25周年では演ってくれなかった「野生のチューリップ」
4曲をセッションしたトリーナ・ニ・ゴーナルが拝むように手を合わせて袖に消えて、再び遊佐未森とそのバンドの演奏が始まる。
「彼方」
2003年の「ブーゲンビリア」に収録されている。
僕はあまりこの曲の印象がなかった。
今回の30周年コンサートは「ユニット」「カバー」「セッション」が三大ポイント。
25周年の「ミモリアルソングス」は、アニバーサリーらしい「遊佐未森の歴史」的選曲だったので、今回も同様のものかと思っていたが、いい意味で予想が外れた。
ただその中でこの「彼方」は、どのような理由で選曲されたのだろう。
■「Mimorial Songs」セットリスト
Prologue
瞳水晶
暮れてゆく空は
水夢
poetry days
天使のオルゴオル
地図をください
僕の森
通り雨
潮見表
ハープ
街角
Dance
Floria
夏草の線路
窓を開けた時
ロカ
オレンジ
欅~光りの射す道で~
アンコール
ラジオスターの悲劇
0の丘 ∞の空
ここで「野生のチューリップ」が来た。
前の方の客が一斉に立ち上がる。
中断の人がぽつりぽつりと立つ。
僕は「よし、もっと来い」と念じている。
いつもならば逆で、おいおい立つなよ。見えなくなるだろ。座ってみようよ」なのだが、この曲はぜひ立ちたい。
それというのも23年前、名古屋で観たコンサートの終盤にかかったのがこの曲で、腕をぐるぐると回す振り付けで場内が大いに盛り上がった。あの時を思い出すと、不思議に幸せな気持ちになる。
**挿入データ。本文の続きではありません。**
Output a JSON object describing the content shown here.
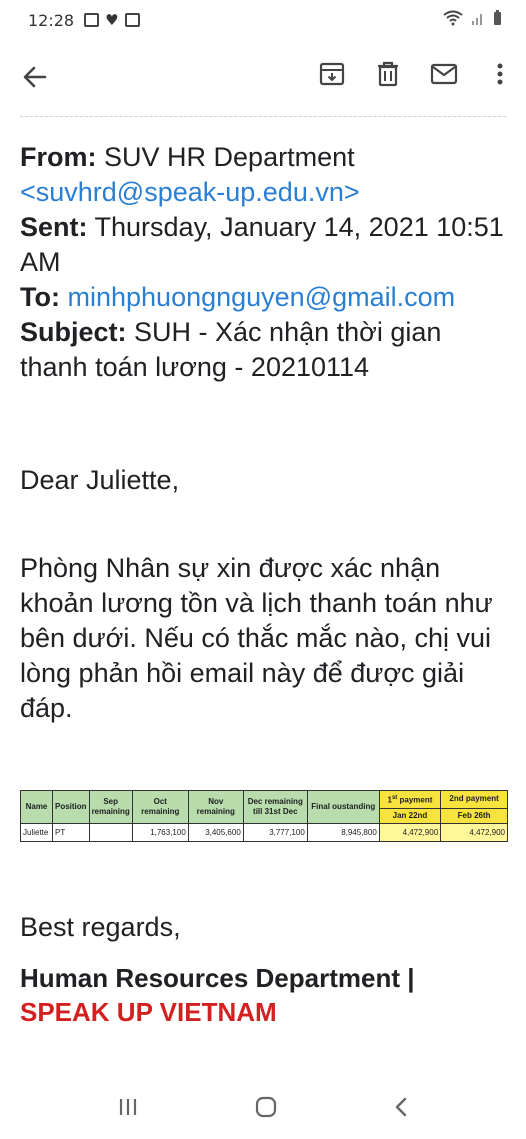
{
  "status": {
    "time": "12:28"
  },
  "email": {
    "from_label": "From:",
    "from_name": "SUV HR Department",
    "from_email": "<suvhrd@speak-up.edu.vn>",
    "sent_label": "Sent:",
    "sent_value": "Thursday, January 14, 2021 10:51 AM",
    "to_label": "To:",
    "to_value": "minhphuongnguyen@gmail.com",
    "subject_label": "Subject:",
    "subject_value": "SUH - Xác nhận thời gian thanh toán lương - 20210114",
    "greeting": "Dear Juliette,",
    "body": "Phòng Nhân sự xin được xác nhận khoản lương tồn và lịch thanh toán như bên dưới. Nếu có thắc mắc nào, chị vui lòng phản hồi email này để được giải đáp.",
    "regards": "Best regards,",
    "signature_line1": "Human Resources Department |",
    "signature_line2": "SPEAK UP VIETNAM"
  },
  "table": {
    "headers": {
      "name": "Name",
      "position": "Position",
      "sep": "Sep remaining",
      "oct": "Oct remaining",
      "nov": "Nov remaining",
      "dec": "Dec remaining till 31st Dec",
      "final": "Final oustanding",
      "p1_sup": "st",
      "p1": "1",
      "p1_rest": " payment",
      "p2": "2nd payment",
      "p1_date": "Jan 22nd",
      "p2_date": "Feb 26th"
    },
    "row": {
      "name": "Juliette",
      "position": "PT",
      "sep": "",
      "oct": "1,763,100",
      "nov": "3,405,600",
      "dec": "3,777,100",
      "final": "8,945,800",
      "p1": "4,472,900",
      "p2": "4,472,900"
    }
  },
  "colors": {
    "link": "#2a7fd4",
    "brand_red": "#d42020",
    "table_header_green": "#b8dcab",
    "table_payment_yellow": "#f7e23e"
  }
}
僕の2つ前の客が2人立った。ようやく僕の視界の一部が遮られて、よし来たと立ち上がる。
立ち上がってみると、僕はこんなに背が高かったのかと、一瞬不安になる。後方列はけっこう傾斜がきついのだろう。後ろの人に悪いなと思うが、ここは行くところだ。
腕をぐるぐる回す振り付けはなかったが、ほぼ高年齢層の男性で固められた僕ら遊佐未森チームは、25周年では演ってくれなかったこの曲を聴けたことの僥倖に酔った。
この曲がスピッツから提供されたものだということを、帰宅してYou Tubeを検索して知った。